6. So far the State Government has issued a notification under Section 10 (2) investing Sri S.N. Verma with the powers of the Additional District Magistrate of Kanpur in addition to his duties as District Magistrate, Tehri Garhwal, and prima facie it cannot be said that such a notification could not be issued under Section 10 (2) of the Cr. P. C. Sri S.N. Verma had jurisdiction when the trial started before him and the evidence was recorded by him and he completed the trial.
Under those circumstances a writ of prohibition cannot be issued at this stage restraining him from delivering the judgment.

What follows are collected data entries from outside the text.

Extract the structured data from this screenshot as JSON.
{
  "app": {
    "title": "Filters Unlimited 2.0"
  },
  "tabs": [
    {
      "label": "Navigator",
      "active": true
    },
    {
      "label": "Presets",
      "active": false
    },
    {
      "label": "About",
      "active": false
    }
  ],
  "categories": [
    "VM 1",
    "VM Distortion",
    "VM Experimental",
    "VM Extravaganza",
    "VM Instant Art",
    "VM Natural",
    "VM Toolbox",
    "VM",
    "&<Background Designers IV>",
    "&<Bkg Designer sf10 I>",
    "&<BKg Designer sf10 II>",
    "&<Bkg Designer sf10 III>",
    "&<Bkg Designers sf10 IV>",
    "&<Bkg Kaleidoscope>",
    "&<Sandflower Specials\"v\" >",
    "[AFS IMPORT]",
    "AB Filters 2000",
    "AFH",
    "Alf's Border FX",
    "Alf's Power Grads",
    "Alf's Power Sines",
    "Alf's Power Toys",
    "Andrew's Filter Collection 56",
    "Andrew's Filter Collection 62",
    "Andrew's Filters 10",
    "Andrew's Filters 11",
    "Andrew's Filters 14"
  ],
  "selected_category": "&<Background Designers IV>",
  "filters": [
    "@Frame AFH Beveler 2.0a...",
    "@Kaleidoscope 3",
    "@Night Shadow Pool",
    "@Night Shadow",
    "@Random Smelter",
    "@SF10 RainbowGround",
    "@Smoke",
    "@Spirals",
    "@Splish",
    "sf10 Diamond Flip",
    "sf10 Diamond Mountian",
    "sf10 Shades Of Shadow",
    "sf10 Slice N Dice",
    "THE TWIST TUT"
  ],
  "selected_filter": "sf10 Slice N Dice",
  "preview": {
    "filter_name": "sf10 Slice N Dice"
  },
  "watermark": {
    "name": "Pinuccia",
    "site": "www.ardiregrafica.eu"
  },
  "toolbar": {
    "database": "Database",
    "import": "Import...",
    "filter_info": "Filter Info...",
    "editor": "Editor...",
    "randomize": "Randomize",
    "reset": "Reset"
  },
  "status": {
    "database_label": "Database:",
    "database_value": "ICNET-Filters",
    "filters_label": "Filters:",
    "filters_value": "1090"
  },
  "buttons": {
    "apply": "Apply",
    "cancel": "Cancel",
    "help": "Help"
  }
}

7. A fundamental distinction between a writ of certiorari and a writ of prohibition is that they are issued at different stages of the proceedings. When an inferior court takes up for hearing a matter over which he has no jurisdictions the person against whom proceedings are taken can move the superior court for a writ of prohibition in which an order will follow forbidding the inferior court to continue the proceedings. If the court has heard the case and given decision, a writ of certiorari will go to quash the decree.
There may be cases where an order has been passed not completely disposing of the case, in that event both the writs will go. A writ of certiorari quashing the order and a writ of prohibition forbidding the court from continuing with the case will stand. As has been observed by their Lordships of the Supreme Court in -- 'Hari Vishen Kamath v. Ahmad Syed Isak', (S) AIR 1955 SC 233 at p. 241 (A). 'A writ of prohibition will lie when the proceedings to any extent are pending'.
According to the case of the petitioner the court of Sri S.N. Verma is no longer in existence and no case is pending before him. Under these circumstances no writ of prohibition can issue against the opposite parties not to continue the case before Sri S.N. Verma.
8. If after the judgment has been delivered, the petitioner is advised that the order is without jurisdiction he may approach this Court for a writ of certiorari quashing the order passed by him. In my opinion no writ of prohibition can be issued at this stage restraining Sri S.N. Verma from delivering the judgment.
9. The next point which was urged by the petitioner was that the petitioner is entitled to a de novo trial even if the case is taken after the notification by Sri S.N. Verma for delivery of judgment. It is open to the petitioner to raise this question before him and it will be for Mr. Verma to decide this question on the provisions of the Code of Criminal Procedure. It is not necessary for this Court to give any decision on this question at this stage.
10. There is therefore no force in this petition and it is accordingly rejected.